Boulaz’s political leanings and gift for languages made her an ideal fit for the job, mountaineering historian Sallie Greenwood wrote in Alpinist. “The ILO supported workers’ rights and equal pay for women, ideals consistent with Loulou’s leftist and feminist leanings. Some climbing friends came to call her “Loulou la Rouge.”
The nickname reflected “not so much the almost inevitable color of her sweater as her political ideas,” Metzeltin quipped. Boulaz had wanted to pursue a career in politics, but women in Switzerland did not even have the right to vote until 1971. So she skied and climbed and lived by her principles. Invited to dinner in the grand bourgeois home of a climbing partner, Georges De Rham, she demanded the cook eat at the table with them and not alone in the kitchen.

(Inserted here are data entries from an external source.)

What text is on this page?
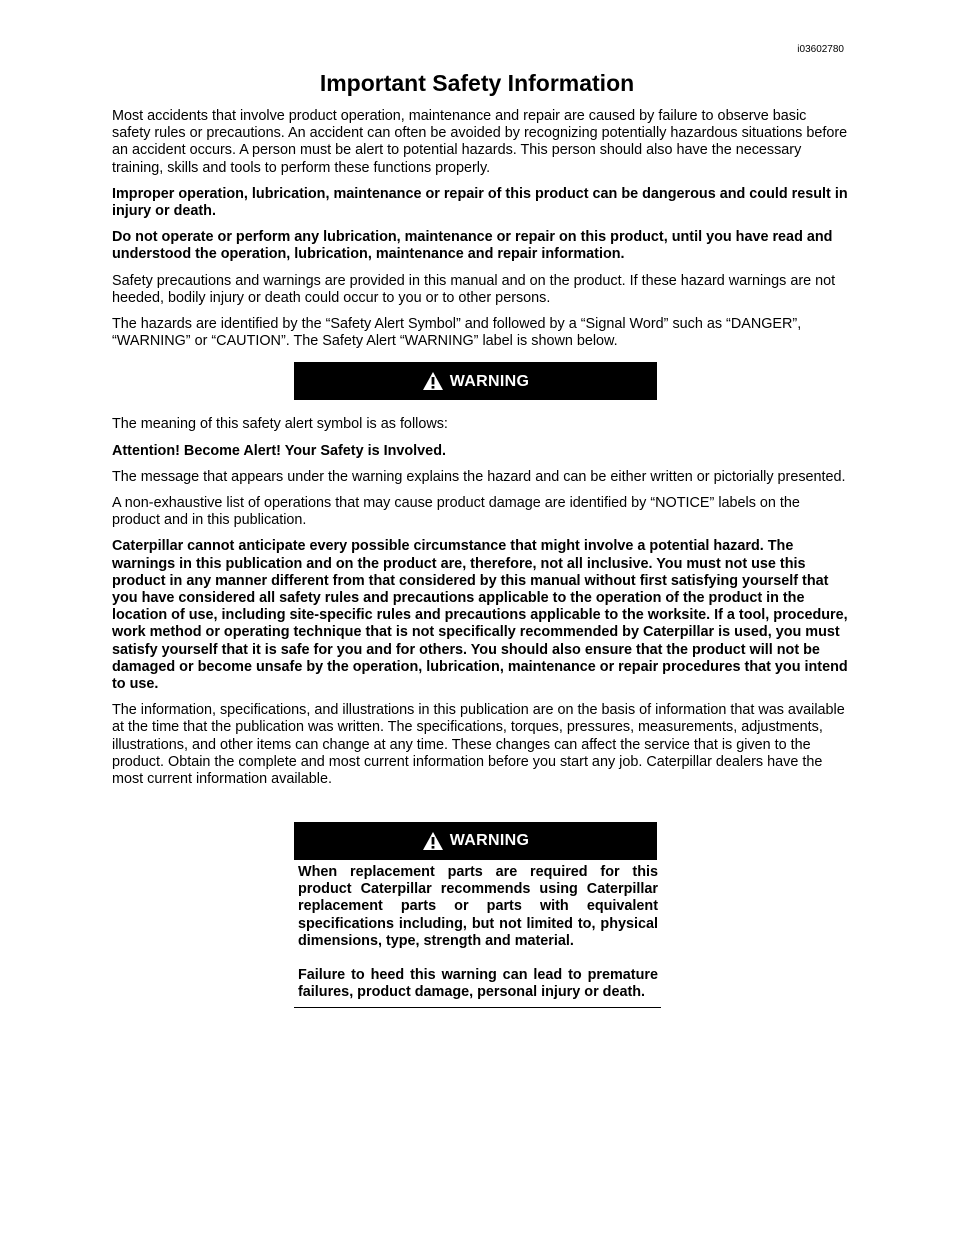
i03602780
Important Safety Information

Most accidents that involve product operation, maintenance and repair are caused by failure to observe basic safety rules or precautions. An accident can often be avoided by recognizing potentially hazardous situations before an accident occurs. A person must be alert to potential hazards. This person should also have the necessary training, skills and tools to perform these functions properly.

Improper operation, lubrication, maintenance or repair of this product can be dangerous and could result in injury or death.

Do not operate or perform any lubrication, maintenance or repair on this product, until you have read and understood the operation, lubrication, maintenance and repair information.

Safety precautions and warnings are provided in this manual and on the product. If these hazard warnings are not heeded, bodily injury or death could occur to you or to other persons.

The hazards are identified by the “Safety Alert Symbol” and followed by a “Signal Word” such as “DANGER”, “WARNING” or “CAUTION”. The Safety Alert “WARNING” label is shown below.

WARNING

The meaning of this safety alert symbol is as follows:

Attention! Become Alert! Your Safety is Involved.

The message that appears under the warning explains the hazard and can be either written or pictorially presented.

A non-exhaustive list of operations that may cause product damage are identified by “NOTICE” labels on the product and in this publication.

Caterpillar cannot anticipate every possible circumstance that might involve a potential hazard. The warnings in this publication and on the product are, therefore, not all inclusive. You must not use this product in any manner different from that considered by this manual without first satisfying yourself that you have considered all safety rules and precautions applicable to the operation of the product in the location of use, including site-specific rules and precautions applicable to the worksite. If a tool, procedure, work method or operating technique that is not specifically recommended by Caterpillar is used, you must satisfy yourself that it is safe for you and for others. You should also ensure that the product will not be damaged or become unsafe by the operation, lubrication, maintenance or repair procedures that you intend to use.

The information, specifications, and illustrations in this publication are on the basis of information that was available at the time that the publication was written. The specifications, torques, pressures, measurements, adjustments, illustrations, and other items can change at any time. These changes can affect the service that is given to the product. Obtain the complete and most current information before you start any job. Caterpillar dealers have the most current information available.

WARNING

When replacement parts are required for this product Caterpillar recommends using Caterpillar replacement parts or parts with equivalent specifications including, but not limited to, physical dimensions, type, strength and material.

Failure to heed this warning can lead to premature failures, product damage, personal injury or death.
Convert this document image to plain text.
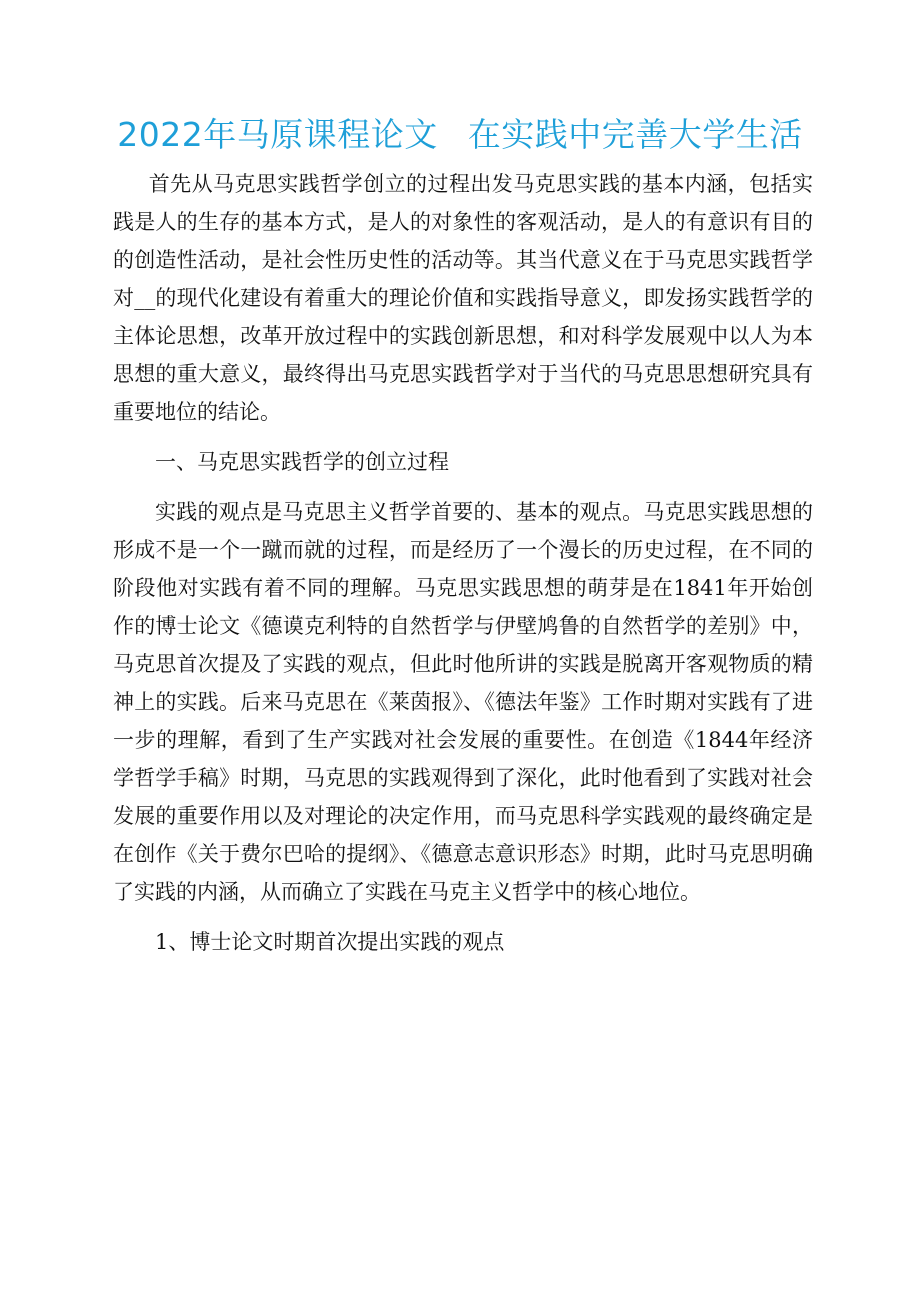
2022年马原课程论文 在实践中完善大学生活

首先从马克思实践哲学创立的过程出发马克思实践的基本内涵，包括实践是人的生存的基本方式，是人的对象性的客观活动，是人的有意识有目的的创造性活动，是社会性历史性的活动等。其当代意义在于马克思实践哲学对__的现代化建设有着重大的理论价值和实践指导意义，即发扬实践哲学的主体论思想，改革开放过程中的实践创新思想，和对科学发展观中以人为本思想的重大意义，最终得出马克思实践哲学对于当代的马克思思想研究具有重要地位的结论。

一、马克思实践哲学的创立过程

实践的观点是马克思主义哲学首要的、基本的观点。马克思实践思想的形成不是一个一蹴而就的过程，而是经历了一个漫长的历史过程，在不同的阶段他对实践有着不同的理解。马克思实践思想的萌芽是在1841年开始创作的博士论文《德谟克利特的自然哲学与伊壁鸠鲁的自然哲学的差别》中，马克思首次提及了实践的观点，但此时他所讲的实践是脱离开客观物质的精神上的实践。后来马克思在《莱茵报》、《德法年鉴》工作时期对实践有了进一步的理解，看到了生产实践对社会发展的重要性。在创造《1844年经济学哲学手稿》时期，马克思的实践观得到了深化，此时他看到了实践对社会发展的重要作用以及对理论的决定作用，而马克思科学实践观的最终确定是在创作《关于费尔巴哈的提纲》、《德意志意识形态》时期，此时马克思明确了实践的内涵，从而确立了实践在马克主义哲学中的核心地位。

1、博士论文时期首次提出实践的观点
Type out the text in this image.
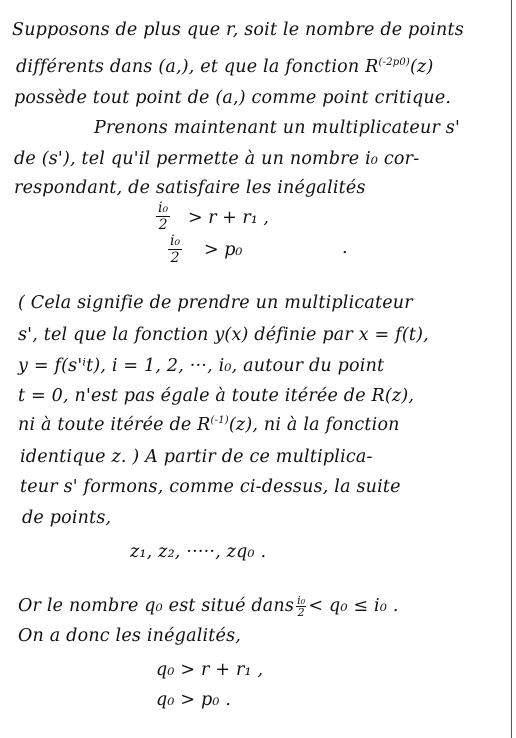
Supposons de plus que r, soit le nombre de points
différents dans (a,), et que la fonction $R^{(-2p0)}(z)$
possède tout point de (a,) comme point critique.
Prenons maintenant un multiplicateur s'
de (s'), tel qu'il permette à un nombre i₀ cor-
respondant, de satisfaire les inégalités
$\frac{\text{i₀}}{2} > r + r_1$ ,
$\frac{\text{i₀}}{2} > p_0$	.
( Cela signifie de prendre un multiplicateur
s', tel que la fonction y(x) définie par x = f(t),
y = f(s'ⁱt), i = 1, 2, ···, i₀, autour du point
t = 0, n'est pas égale à toute itérée de R(z),
ni à toute itérée de $R^{(-1)}(z)$, ni à la fonction
identique z. ) A partir de ce multiplica-
teur s' formons, comme ci-dessus, la suite
de points,
z₁, z₂, ·····, zq₀ .
Or le nombre q₀ est situé dans $\frac{\text{i₀}}{2} < q_0 \le i_0$ .
On a donc les inégalités,
q₀ > r + r₁ ,
q₀ > p₀ .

In 1952, Boulaz and Bonnant attempted the Cassin route on the Grandes Jorasses, and were forced to spend three nights on the wall without shelter. Boulaz lost two toes in the ordeal, but Bonnant fared far worse. Both his feet were amputated almost entirely, bringing his mountaineering career to an abrupt end. The end of the relationship was perhaps inevitable, Metzeltin wrote, but the suddenness of the rupture nonetheless came as a shock, and in her despair, Boulaz destroyed her climbing journals. Thus history is left only the bare outlines of a career that, according to the great André Roch “put her without question amongst that small elite of very great alpinists of the 20th century.”
Boulaz was never one for looking back. When Greenwood visited the septuagenarian Boulaz in Geneva in 1984, she wrote, “When I asked the obligatory why, she didn’t hesitate, ‘I climbed for climbing.’ She wanted to climb hard and she did. ‘I have no photographs.’ She gestured ripping up prints. ‘Why?’ I asked, stunned. ‘I think it’s vanity—all is vanity,’ she said.
Boulaz continued to climb well into her 70s, in the Alps and farther afield. In 1959 she joined an all-female expedition to Cho Oyu (8,188 meters), the sixth-highest mountain in the world. Organized by the diminutive French swimwear designer and accomplished alpinist Claude Kogan and flush with backing from Paris Match, the team included 12 women from Britain, France, Belgium, Switzerland, and Nepal—including two teenage daughters of Tenzing Norgay.
Their goal was to claim the first 8,000-meter summit by a female climber, but Boulaz failed to acclimate. She was recovering in Namche Bazar when avalanches high on the mountain killed Kogan, Claudine van der Straten-Ponthoz, and Sherpas Ang Norbu and Chewong.
Boulaz returned to the Alpine north faces, claiming the female first ascent of Cima Grande di Lavaredo (1960) and Piz Badile (1964). She had an appetite for hard climbing well into her 50s, teaming with younger partners such as Yvette and Michel Vaucher with whom she made her final attempt at the North Face of the Eiger in 1962, turning back in bad weather after reaching the Ramp.
In 1977, at the age of 69, she took a two-month journey with Metzeltin to the Sahara, completing several new routes in the Air massif, including “a beautiful tower that we named for her: ‘Tour Loulou.’” She died in Geneva in 1991, aged 83 years.